Knowledge deducted from pure logic is void; logic cannot offer knowledge extracted from the world of experience if it is not associated with reality in two way interactions. Galileo is recognized as the father of modern physics and of natural sciences simply because he fought his way to impose empirical methods. Galileo has impressed upon the scientists that experience describes and then proposes a synthesis of reality.

Einstein is persuaded that nature represents what we can imagine exclusively in mathematics as the simplest system in concepts and principles to comprehend nature’s phenomena. Mathematical concepts can be suggested by experience, the unique criteria of utilization of a mathematical construct, but never deducted. The fundamental creative principle resides in mathematics. The follow up article “Einstein speaks on theoretical physics” with provide ample details on Einstein’s claim.

**Critique**

Einstein said “We admire the Greeks of antiquity for giving birth to western science.” Most probably, Einstein was not versed in the history of sciences and was content of modern sciences since Kepler in the 18^{th} century: maybe be he didn’t need to know the history of sciences and how Europe Renaissance received a strong impulse from Islamic sciences that stretched for 800 years before Europe woke up from the Dark Ages. Thus, my critique is not related to Einstein’s scientific comprehension but on the faulty perception that sciences originated in Greece of the antiquity.
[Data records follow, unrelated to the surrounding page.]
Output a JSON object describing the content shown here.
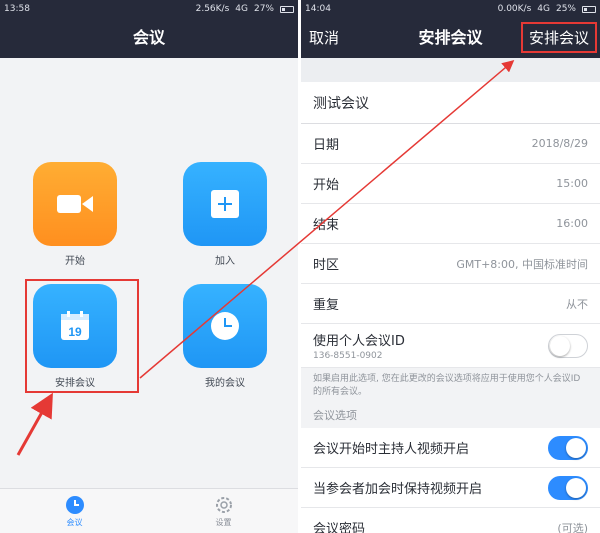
{
  "left": {
    "status": {
      "time": "13:58",
      "speed": "2.56K/s",
      "network": "4G",
      "battery": "27%"
    },
    "header": {
      "title": "会议"
    },
    "tiles": [
      {
        "label": "开始"
      },
      {
        "label": "加入"
      },
      {
        "label": "安排会议"
      },
      {
        "label": "我的会议"
      }
    ],
    "calendar_day": "19",
    "tabbar": [
      {
        "label": "会议"
      },
      {
        "label": "设置"
      }
    ]
  },
  "right": {
    "status": {
      "time": "14:04",
      "speed": "0.00K/s",
      "network": "4G",
      "battery": "25%"
    },
    "header": {
      "cancel": "取消",
      "title": "安排会议",
      "action": "安排会议"
    },
    "meeting_title": "测试会议",
    "rows": {
      "date": {
        "label": "日期",
        "value": "2018/8/29"
      },
      "start": {
        "label": "开始",
        "value": "15:00"
      },
      "end": {
        "label": "结束",
        "value": "16:00"
      },
      "timezone": {
        "label": "时区",
        "value": "GMT+8:00, 中国标准时间"
      },
      "repeat": {
        "label": "重复",
        "value": "从不"
      }
    },
    "pmi": {
      "label": "使用个人会议ID",
      "id": "136-8551-0902",
      "enabled": false
    },
    "pmi_note": "如果启用此选项, 您在此更改的会议选项将应用于使用您个人会议ID的所有会议。",
    "options_title": "会议选项",
    "options": [
      {
        "label": "会议开始时主持人视频开启",
        "enabled": true
      },
      {
        "label": "当参会者加会时保持视频开启",
        "enabled": true
      }
    ],
    "password": {
      "label": "会议密码",
      "value": "(可选)"
    }
  },
  "colors": {
    "header_bg": "#262a3a",
    "accent_blue": "#2d8cff",
    "orange": "#ff9a26",
    "highlight_red": "#e53935"
  }
}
You can be a great scientist (theoretical or experimental) but not be versed in the history of sciences; the drawback is that people respect the saying of great scientists even if they are not immersed in other fields; especially, when he speaks on sciences and you are led to assume that he knows the history of sciences. That is the worst misleading dissemination venue of faulty notions that stick in people’s mind.

Euclid was born and raised in Sidon (current Lebanon) and continued his education in Alexandria and wrote his manuscript on Geometry in the Greek language. Greek was one of the languages of the educated and scholars in the Near East from 300 BC to 650 AC when Alexander conquered this land with his Macedonian army. If the US agrees that whoever writes in English should automatically be conferred the US citizenship then I have no qualm with that concept. Euclid was not Greek simply because he wrote in Greek. Would the work of Euclid be most underestimated if it were written in the language of the land Aramaic?

Einstein spoke on Kepler at great length as the leading modern scientist who started modern astronomy by formulating mathematical model of planets movements. The Moslem scientist and mathematician Ibn Al Haitham set the foundation for required math learning in the year 850 (over 900 years before Europe Renaissance); he said that arithmetic, geometry, algebra, and math should be used as the foundations for learning natural sciences. Ibn Al Haitham said that it is almost impossible to do science without strong math background. Ibn Al Haitham wrote mathematical equations to describe the cosmos and the movement of planets. Maybe the great scientist Kepler did all his work alone without the knowledge of Ibn Al Haitham’s analysis but we should refrain of promoting Kepler as the discoverer of modern astronomy science. It also does not stand to reason that the Islamic astronomers formulated their equations without using 3-dimensional space: Descartes is considered the first to describing geometrical forms with coordinates in 3-dimensional space.